Ghost town in Alaska, United States

Port Wakefield is a ghost town in the U.S. state of Alaska. It is located on the northeast coast of Raspberry Island in the Kodiak Archipelago, along the western shores of the Gulf of Alaska.

The community was established in the 1930s by Lee Howard Wakefield as a herring reduction plant after he relocated the family's salmon cannery business, Apex Fish Company, from Anacortes, Washington and renamed the company Wakefield Fisheries. Lee's sons Howard, Lavern and Lowell began fishing for and processing experimentally for king crab in 1939.

Lowell Wakefield, who is regarded as the founder of the Alaskan king crab industry, introduced flash frozen cooked king crab, partly because of declining herring stocks in surrounding waters. As well as the processing plant and cold storage, cedar log houses and a schoolhouse were added to the existing village for the workers and their families, with a population of approximately 100.

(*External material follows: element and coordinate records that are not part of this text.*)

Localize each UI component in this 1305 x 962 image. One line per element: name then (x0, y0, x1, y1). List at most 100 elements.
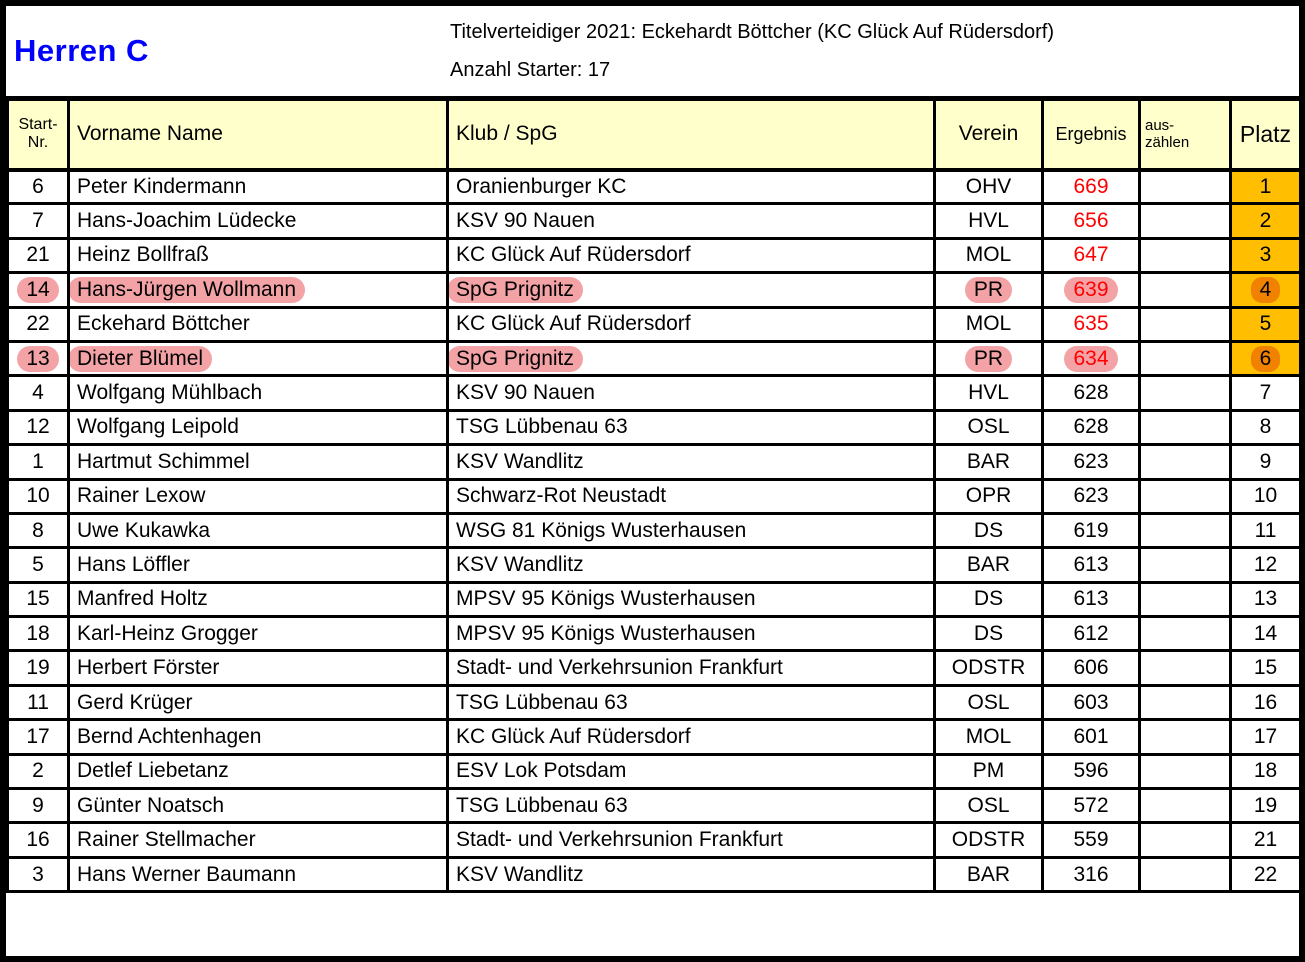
cell-ergebnis: 619 (1041, 511, 1141, 550)
cell-platz-text: 2 (1259, 209, 1272, 233)
cell-name-text: Wolfgang Mühlbach (77, 381, 263, 405)
cell-start-nr: 7 (6, 202, 70, 240)
cell-auszaehlen (1138, 649, 1232, 687)
cell-klub: TSG Lübbenau 63 (446, 683, 936, 722)
cell-platz-text: 7 (1259, 381, 1272, 405)
cell-start-nr-text: 14 (17, 276, 59, 303)
cell-platz-text: 18 (1253, 759, 1278, 783)
cell-platz-text: 22 (1253, 862, 1278, 886)
cell-start-nr: 15 (6, 580, 70, 619)
cell-verein-text: MOL (965, 243, 1012, 267)
cell-verein-text: OSL (967, 415, 1010, 439)
table-row: 17 Bernd Achtenhagen KC Glück Auf Rüdersdo… (6, 718, 1299, 756)
cell-auszaehlen (1138, 443, 1232, 481)
cell-name: Bernd Achtenhagen (67, 718, 449, 756)
cell-auszaehlen (1138, 374, 1232, 412)
cell-platz: 21 (1229, 821, 1299, 859)
cell-klub-text: KSV Wandlitz (456, 862, 584, 886)
cell-start-nr-text: 3 (32, 862, 44, 886)
cell-platz: 11 (1229, 511, 1299, 550)
table-row: 21 Heinz Bollfraß KC Glück Auf Rüdersdorf M… (6, 236, 1299, 275)
cell-name-text: Herbert Förster (77, 656, 220, 680)
cell-name: Hans-Joachim Lüdecke (67, 202, 449, 240)
cell-platz-text: 19 (1253, 793, 1278, 817)
cell-auszaehlen (1138, 511, 1232, 550)
cell-start-nr: 14 (6, 271, 70, 309)
cell-platz: 18 (1229, 752, 1299, 791)
cell-ergebnis-text: 603 (1073, 690, 1109, 714)
cell-ergebnis-text: 634 (1064, 345, 1118, 372)
cell-ergebnis: 628 (1041, 408, 1141, 447)
cell-start-nr: 22 (6, 305, 70, 343)
cell-ergebnis-text: 639 (1064, 276, 1118, 303)
title-bar: Herren C Titelverteidiger 2021: Eckehard… (6, 6, 1299, 96)
cell-klub: TSG Lübbenau 63 (446, 408, 936, 447)
cell-verein-text: ODSTR (951, 656, 1026, 680)
cell-verein-text: OPR (965, 484, 1012, 508)
cell-ergebnis-text: 623 (1073, 484, 1109, 508)
cell-platz: 2 (1229, 202, 1299, 240)
cell-start-nr-text: 9 (32, 793, 44, 817)
cell-verein: HVL (933, 374, 1044, 412)
table-row: 6 Peter Kindermann Oranienburger KC OHV 669 1 (6, 167, 1299, 206)
cell-name-text: Rainer Stellmacher (77, 828, 256, 852)
cell-auszaehlen (1138, 477, 1232, 515)
cell-platz: 16 (1229, 683, 1299, 722)
table-row: 10 Rainer Lexow Schwarz-Rot Neustadt OPR 623… (6, 477, 1299, 515)
cell-verein: OPR (933, 477, 1044, 515)
table-row: 16 Rainer Stellmacher Stadt- und Verkehrsu… (6, 821, 1299, 859)
cell-name-text: Gerd Krüger (77, 690, 193, 714)
cell-name-text: Bernd Achtenhagen (77, 724, 262, 748)
cell-name-text: Hans-Joachim Lüdecke (77, 209, 297, 233)
table-row: 13 Dieter Blümel SpG Prignitz PR 634 6 (6, 339, 1299, 378)
cell-platz: 14 (1229, 615, 1299, 653)
column-header-platz: Platz (1229, 96, 1299, 172)
cell-verein-text: HVL (968, 381, 1009, 405)
cell-ergebnis-text: 613 (1073, 587, 1109, 611)
cell-auszaehlen (1138, 580, 1232, 619)
cell-klub-text: KSV Wandlitz (456, 552, 584, 576)
title-info: Titelverteidiger 2021: Eckehardt Böttche… (450, 6, 1054, 96)
cell-start-nr: 12 (6, 408, 70, 447)
cell-klub: WSG 81 Königs Wusterhausen (446, 511, 936, 550)
cell-verein: ODSTR (933, 821, 1044, 859)
cell-start-nr-text: 18 (26, 621, 50, 645)
cell-ergebnis-text: 612 (1073, 621, 1109, 645)
cell-auszaehlen (1138, 546, 1232, 584)
cell-auszaehlen (1138, 305, 1232, 343)
cell-start-nr-text: 4 (32, 381, 44, 405)
cell-platz: 1 (1229, 167, 1299, 206)
cell-platz-text: 12 (1253, 552, 1278, 576)
cell-ergebnis-text: 669 (1073, 174, 1109, 198)
cell-ergebnis-text: 596 (1073, 759, 1109, 783)
cell-platz: 22 (1229, 855, 1299, 894)
cell-klub-text: MPSV 95 Königs Wusterhausen (456, 621, 756, 645)
cell-name-text: Detlef Liebetanz (77, 759, 229, 783)
cell-klub-text: KC Glück Auf Rüdersdorf (456, 724, 691, 748)
cell-name: Rainer Stellmacher (67, 821, 449, 859)
cell-platz: 13 (1229, 580, 1299, 619)
cell-ergebnis: 612 (1041, 615, 1141, 653)
cell-name: Wolfgang Leipold (67, 408, 449, 447)
cell-start-nr-text: 1 (32, 449, 44, 473)
cell-klub-text: KC Glück Auf Rüdersdorf (456, 243, 691, 267)
cell-start-nr: 16 (6, 821, 70, 859)
cell-auszaehlen (1138, 615, 1232, 653)
cell-verein-text: PM (972, 759, 1005, 783)
cell-platz: 7 (1229, 374, 1299, 412)
cell-name: Hans-Jürgen Wollmann (67, 271, 449, 309)
cell-verein: MOL (933, 718, 1044, 756)
cell-name: Manfred Holtz (67, 580, 449, 619)
cell-klub-text: KSV 90 Nauen (456, 381, 595, 405)
cell-verein-text: ODSTR (951, 828, 1026, 852)
cell-klub: ESV Lok Potsdam (446, 752, 936, 791)
cell-auszaehlen (1138, 683, 1232, 722)
table-row: 15 Manfred Holtz MPSV 95 Königs Wusterhaus… (6, 580, 1299, 619)
cell-name-text: Hans-Jürgen Wollmann (71, 276, 306, 303)
cell-start-nr-text: 22 (26, 312, 50, 336)
cell-verein: ODSTR (933, 649, 1044, 687)
cell-ergebnis: 647 (1041, 236, 1141, 275)
cell-start-nr-text: 21 (26, 243, 50, 267)
cell-ergebnis-text: 601 (1073, 724, 1109, 748)
cell-platz: 6 (1229, 339, 1299, 378)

Port Wakefield suffered badly in the 1964 Alaska earthquake and tsunami, when Raspberry Island subsided by as much as six feet. This was the most powerful recorded earthquake in North American history, and the third most powerful ever measured by seismograph; with a moment magnitude of 9.2 and a maximum Mercalli intensity of XI (Extreme). The town was not destroyed, but the cannery and community were no longer viable. The land was eventually purchased and is now used for tourism, as wilderness lodges.

The crab plant was relocated to Port Lions on Kodiak Island, in a much more accessible location, with a good dock and harbor facilities. The plant was connected to Port Lions by a long causeway and a new road. Some of the cedar log houses were moved on barges from Port Wakefield to Port Lions, where they still stand. However, the plant burnt down and has not been rebuilt.